Bush's National Security Adviser Stephen Hadley said the president made comments like those "because he was describing the threat as the intelligence community itself had been describing the threat both publicly and in their briefings to him."

Intelligence officials advised Bush several months ago that they were reevaluating their assessments about Iran. They came to the White House last Wednesday and briefed him on their new findings.

The intelligence flip-flop recalled the embarrassing reversal that Bush was forced to make on whether Iraq possessed weapons of mass destruction. The conviction that Saddam Hussein had such weapons was one of the factors behind Bush's decision to invade Iraq. It since has been determined that Iraq did not have weapons of mass destruction.

Democrats on Monday did not hesitate to suggest an Iran-Iraq comparison.

Senate Majority Leader Harry Reid said Democrats had requested the new Iran assessment "so that the administration could not rush this Congress and the country to another war based on flawed intelligence."

"I hope this administration reads this report carefully and appropriately adjusts its rhetoric and policy vis-a-vis Iran," Reid said. "The administration should begin this process by finally undertaking a diplomatic surge necessary to effectively address the challenges posed by Iran."

In the case of Iran, though, the White House has not dropped its suspicions that Tehran could pursue a nuclear bomb.

Iran continues to develop, test and deploy ballistic missiles, and its civilian uranium enrichment program is continuing. "It can readily use the same technology to produce weapons-grade uranium," Hadley said.

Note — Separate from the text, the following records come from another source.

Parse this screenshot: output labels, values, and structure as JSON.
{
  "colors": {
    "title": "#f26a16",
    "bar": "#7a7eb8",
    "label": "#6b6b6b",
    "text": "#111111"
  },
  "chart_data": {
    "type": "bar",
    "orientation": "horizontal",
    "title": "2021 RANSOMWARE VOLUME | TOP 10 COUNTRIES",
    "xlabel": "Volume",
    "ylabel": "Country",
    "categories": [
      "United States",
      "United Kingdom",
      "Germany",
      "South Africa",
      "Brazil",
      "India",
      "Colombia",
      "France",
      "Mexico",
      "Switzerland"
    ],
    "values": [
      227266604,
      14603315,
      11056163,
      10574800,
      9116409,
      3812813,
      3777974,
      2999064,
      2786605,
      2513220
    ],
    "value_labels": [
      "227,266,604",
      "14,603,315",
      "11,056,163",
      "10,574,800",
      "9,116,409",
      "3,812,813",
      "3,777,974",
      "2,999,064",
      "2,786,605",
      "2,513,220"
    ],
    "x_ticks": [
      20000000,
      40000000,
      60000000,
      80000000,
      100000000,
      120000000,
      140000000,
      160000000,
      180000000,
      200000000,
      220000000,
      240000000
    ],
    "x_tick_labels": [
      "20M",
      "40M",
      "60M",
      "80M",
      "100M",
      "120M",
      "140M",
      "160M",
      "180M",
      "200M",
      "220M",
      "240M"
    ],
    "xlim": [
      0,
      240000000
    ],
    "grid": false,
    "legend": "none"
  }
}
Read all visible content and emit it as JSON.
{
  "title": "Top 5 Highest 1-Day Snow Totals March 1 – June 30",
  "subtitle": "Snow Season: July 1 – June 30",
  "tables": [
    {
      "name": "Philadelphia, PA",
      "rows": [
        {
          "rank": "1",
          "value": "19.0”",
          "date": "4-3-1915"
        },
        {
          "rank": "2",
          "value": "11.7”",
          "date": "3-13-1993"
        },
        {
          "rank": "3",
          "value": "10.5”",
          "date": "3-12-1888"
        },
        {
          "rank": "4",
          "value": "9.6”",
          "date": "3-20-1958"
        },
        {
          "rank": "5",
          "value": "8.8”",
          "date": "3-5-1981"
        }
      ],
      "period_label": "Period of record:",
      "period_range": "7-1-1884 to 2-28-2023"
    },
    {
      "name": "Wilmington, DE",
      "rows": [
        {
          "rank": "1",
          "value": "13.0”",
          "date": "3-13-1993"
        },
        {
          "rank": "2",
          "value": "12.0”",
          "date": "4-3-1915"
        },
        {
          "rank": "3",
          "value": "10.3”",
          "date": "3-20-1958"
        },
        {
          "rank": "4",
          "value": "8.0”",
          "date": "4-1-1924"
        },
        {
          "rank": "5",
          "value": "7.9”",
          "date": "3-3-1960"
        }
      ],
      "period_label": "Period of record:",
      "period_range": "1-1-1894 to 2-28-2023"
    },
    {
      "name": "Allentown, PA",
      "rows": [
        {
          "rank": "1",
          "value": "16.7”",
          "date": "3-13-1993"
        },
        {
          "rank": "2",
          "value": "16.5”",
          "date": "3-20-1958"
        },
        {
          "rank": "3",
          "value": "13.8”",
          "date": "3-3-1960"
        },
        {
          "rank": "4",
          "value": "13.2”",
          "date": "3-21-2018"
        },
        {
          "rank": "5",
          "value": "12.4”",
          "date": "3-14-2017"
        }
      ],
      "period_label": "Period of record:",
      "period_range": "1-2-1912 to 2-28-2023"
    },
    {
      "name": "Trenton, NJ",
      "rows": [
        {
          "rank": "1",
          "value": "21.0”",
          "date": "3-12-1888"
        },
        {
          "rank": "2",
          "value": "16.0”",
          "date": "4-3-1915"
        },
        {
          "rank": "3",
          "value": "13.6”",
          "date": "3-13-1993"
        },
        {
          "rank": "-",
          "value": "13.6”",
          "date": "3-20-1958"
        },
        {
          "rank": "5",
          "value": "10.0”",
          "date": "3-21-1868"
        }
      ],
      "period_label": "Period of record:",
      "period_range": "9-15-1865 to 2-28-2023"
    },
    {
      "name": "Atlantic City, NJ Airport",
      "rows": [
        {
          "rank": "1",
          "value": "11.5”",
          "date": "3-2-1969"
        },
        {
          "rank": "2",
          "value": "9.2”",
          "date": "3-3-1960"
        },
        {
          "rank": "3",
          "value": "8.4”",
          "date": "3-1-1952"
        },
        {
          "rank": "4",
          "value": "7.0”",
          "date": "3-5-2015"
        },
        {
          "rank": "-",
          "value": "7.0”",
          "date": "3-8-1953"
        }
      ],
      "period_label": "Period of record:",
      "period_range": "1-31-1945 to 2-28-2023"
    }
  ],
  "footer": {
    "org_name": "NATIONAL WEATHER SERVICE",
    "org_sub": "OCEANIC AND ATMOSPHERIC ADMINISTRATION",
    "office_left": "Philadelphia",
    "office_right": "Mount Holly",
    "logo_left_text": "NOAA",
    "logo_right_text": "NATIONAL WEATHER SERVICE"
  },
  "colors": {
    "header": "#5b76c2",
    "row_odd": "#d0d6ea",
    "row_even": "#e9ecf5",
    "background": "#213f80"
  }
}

In rewriting the conclusions about Iran, the new estimate said Tehran was pursuing a nuclear weapons program but halted that effort in the fall of 2003 under the weight of international pressure. Importantly, the estimate said Iran has not restarted the nuclear bomb program.

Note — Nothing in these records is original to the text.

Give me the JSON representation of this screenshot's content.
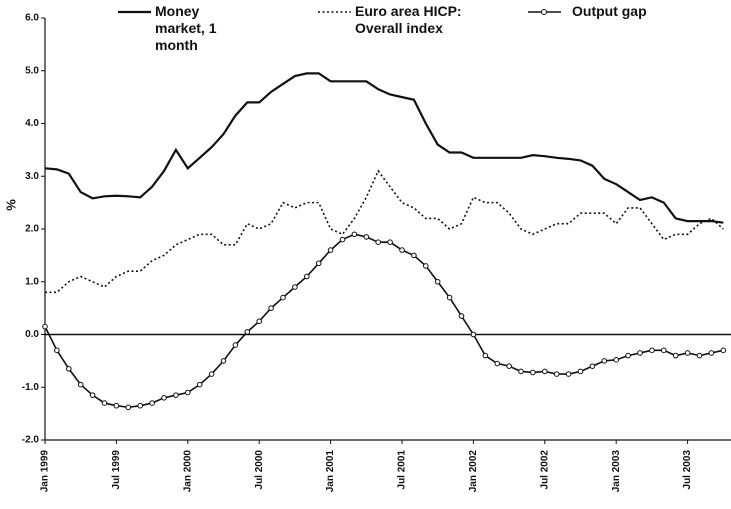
{
  "chart_data": {
    "type": "line",
    "ylabel": "%",
    "categories": [
      "Jan 1999",
      null,
      null,
      null,
      null,
      null,
      "Jul 1999",
      null,
      null,
      null,
      null,
      null,
      "Jan 2000",
      null,
      null,
      null,
      null,
      null,
      "Jul 2000",
      null,
      null,
      null,
      null,
      null,
      "Jan 2001",
      null,
      null,
      null,
      null,
      null,
      "Jul 2001",
      null,
      null,
      null,
      null,
      null,
      "Jan 2002",
      null,
      null,
      null,
      null,
      null,
      "Jul 2002",
      null,
      null,
      null,
      null,
      null,
      "Jan 2003",
      null,
      null,
      null,
      null,
      null,
      "Jul 2003",
      null,
      null,
      null
    ],
    "series": [
      {
        "name": "Money market, 1 month",
        "color": "#111111",
        "style": "solid",
        "values": [
          3.15,
          3.13,
          3.05,
          2.7,
          2.58,
          2.62,
          2.63,
          2.62,
          2.6,
          2.8,
          3.1,
          3.5,
          3.15,
          3.35,
          3.55,
          3.8,
          4.15,
          4.4,
          4.4,
          4.6,
          4.75,
          4.9,
          4.95,
          4.95,
          4.8,
          4.8,
          4.8,
          4.8,
          4.65,
          4.55,
          4.5,
          4.45,
          4.0,
          3.6,
          3.45,
          3.45,
          3.35,
          3.35,
          3.35,
          3.35,
          3.35,
          3.4,
          3.38,
          3.35,
          3.33,
          3.3,
          3.2,
          2.95,
          2.85,
          2.7,
          2.55,
          2.6,
          2.5,
          2.2,
          2.15,
          2.15,
          2.15,
          2.12
        ]
      },
      {
        "name": "Euro area HICP: Overall index",
        "color": "#111111",
        "style": "dotted",
        "values": [
          0.8,
          0.8,
          1.0,
          1.1,
          1.0,
          0.9,
          1.1,
          1.2,
          1.2,
          1.4,
          1.5,
          1.7,
          1.8,
          1.9,
          1.9,
          1.7,
          1.7,
          2.1,
          2.0,
          2.1,
          2.5,
          2.4,
          2.5,
          2.5,
          2.0,
          1.9,
          2.2,
          2.6,
          3.1,
          2.8,
          2.5,
          2.4,
          2.2,
          2.2,
          2.0,
          2.1,
          2.6,
          2.5,
          2.5,
          2.3,
          2.0,
          1.9,
          2.0,
          2.1,
          2.1,
          2.3,
          2.3,
          2.3,
          2.1,
          2.4,
          2.4,
          2.1,
          1.8,
          1.9,
          1.9,
          2.1,
          2.2,
          2.0
        ]
      },
      {
        "name": "Output gap",
        "color": "#111111",
        "style": "markers",
        "values": [
          0.15,
          -0.3,
          -0.65,
          -0.95,
          -1.15,
          -1.3,
          -1.35,
          -1.38,
          -1.35,
          -1.3,
          -1.2,
          -1.15,
          -1.1,
          -0.95,
          -0.75,
          -0.5,
          -0.2,
          0.05,
          0.25,
          0.5,
          0.7,
          0.9,
          1.1,
          1.35,
          1.6,
          1.8,
          1.9,
          1.85,
          1.75,
          1.75,
          1.6,
          1.5,
          1.3,
          1.0,
          0.7,
          0.35,
          0.0,
          -0.4,
          -0.55,
          -0.6,
          -0.7,
          -0.72,
          -0.7,
          -0.75,
          -0.75,
          -0.7,
          -0.6,
          -0.5,
          -0.48,
          -0.4,
          -0.35,
          -0.3,
          -0.3,
          -0.4,
          -0.35,
          -0.4,
          -0.35,
          -0.3
        ]
      }
    ],
    "ylim": [
      -2,
      6
    ],
    "yticks": [
      {
        "value": -2,
        "label": "-2.0"
      },
      {
        "value": -1,
        "label": "-1.0"
      },
      {
        "value": 0,
        "label": "0.0"
      },
      {
        "value": 1,
        "label": "1.0"
      },
      {
        "value": 2,
        "label": "2.0"
      },
      {
        "value": 3,
        "label": "3.0"
      },
      {
        "value": 4,
        "label": "4.0"
      },
      {
        "value": 5,
        "label": "5.0"
      },
      {
        "value": 6,
        "label": "6.0"
      }
    ],
    "grid": false
  }
}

"Tehran's decision to halt its nuclear weapons program suggests it is less determined to develop nuclear weapons than we have been judging since 2005," the new estimate said.

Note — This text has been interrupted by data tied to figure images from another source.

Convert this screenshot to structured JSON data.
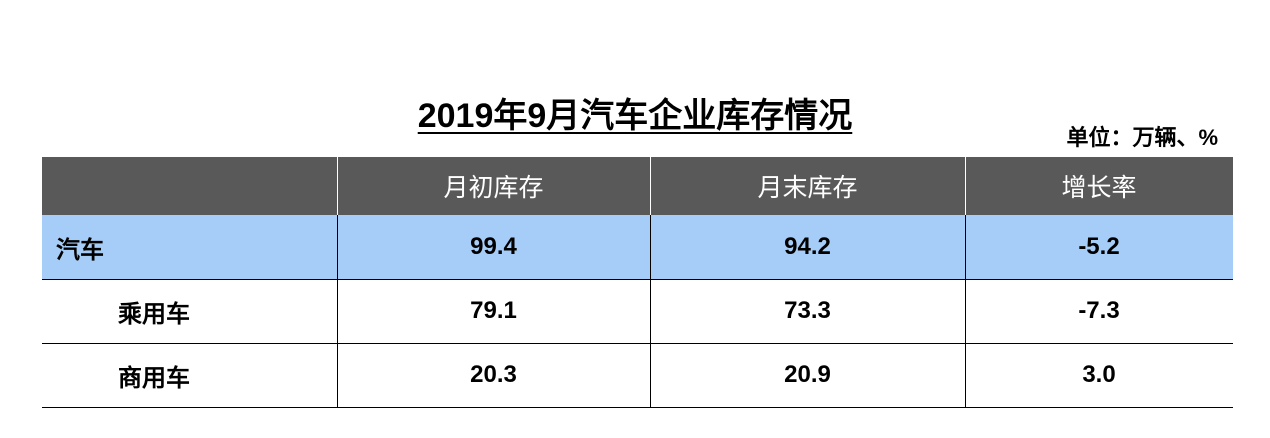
{
  "header": {
    "title": "2019年9月汽车企业库存情况",
    "unit": "单位：万辆、%"
  },
  "table": {
    "columns": [
      "月初库存",
      "月末库存",
      "增长率"
    ],
    "rows": [
      [
        "汽车",
        "99.4",
        "94.2",
        "-5.2"
      ],
      [
        "乘用车",
        "79.1",
        "73.3",
        "-7.3"
      ],
      [
        "商用车",
        "20.3",
        "20.9",
        "3.0"
      ]
    ]
  }
}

While key facts have changed, the administration's strategy has not.

The White House says it will continue to try to build pressure on Iran to prevent it from ever acquiring nuclear bombs.

"The bottom line is that for that strategy to succeed, the international community has to turn up the pressure on Iran with diplomatic isolation, United Nations sanctions and with other financial pressure," Hadley said. "And Iran has to decide that it wants to negotiate a solution."

Some analysts believe the new conclusions will be a roadblock for Vice President Dick Cheney and other hawkish members of the administration to be more confrontational toward Iran.

"It's a good thing that we caught this before we marched headlong into another military conflict," said Jon Wolfsthal, senior fellow at the Center for Strategic and International Studies in Washington. "This isn't the timebomb the administration made it out to be for the last several years."

Wolfsthal said the conclusion that international pressure prompted Iran to halt its program "is the piece of information that we missed in Iraq" where Bush believed that Iraq's pursuit of WMD was continuing despite sanctions. He said the administration did not appear inclined to change its strategy toward Iran. He said that "suggests they can't take yes for an answer."